The longer one peers into the abyss of Kurdish politics, the less clear cut and simple the answers become and the more obviously fraudulent the current Western narrative is about the KRG. For their part, the Yezidis do not agree on much, but they almost unanimously desire Sinjar to be under direct American protection of one form or another. Yezidis welcomed American soldiers and signed up by the thousands to serve with the coalition during the Iraq War. To this day, they view the US as the only fair player that can save them from the depredations of the Arabs and domination by the Kurds. You could scarcely find a more uniformly pro-American ethnic group in Iraq. It strikes me as foolish that we would dismiss such a steadfastly loyal minority like the Yezidis, however small, situated strategically on the border of Iraq and Syria.
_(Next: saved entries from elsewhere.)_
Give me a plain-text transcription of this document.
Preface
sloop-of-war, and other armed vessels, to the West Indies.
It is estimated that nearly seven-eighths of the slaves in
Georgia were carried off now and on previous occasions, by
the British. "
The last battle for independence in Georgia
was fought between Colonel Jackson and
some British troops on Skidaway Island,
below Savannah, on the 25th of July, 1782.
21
Instead, US policymakers and journalists have all decided to hitch their cart to the KRG horse; allowing themselves to be smitten by images of female warriors, foreign volunteers, and the superficial religious pluralism and equality peddled by the KRG. That the political class has fallen head over heels for Iraqi Kurdistan is in some ways more forgivable since, to borrow from Donald Rumsfield, we go to war with the allies we have and not the allies we want. But for journalists, it is nothing more than laziness and an unwillingness to do basic research and confront uncomfortable realities.
We owe it to ourselves not to be blinded by our allies’ propaganda and our own fantasies. But most of all, we owe it to the thousands of souls buried in Sinjar.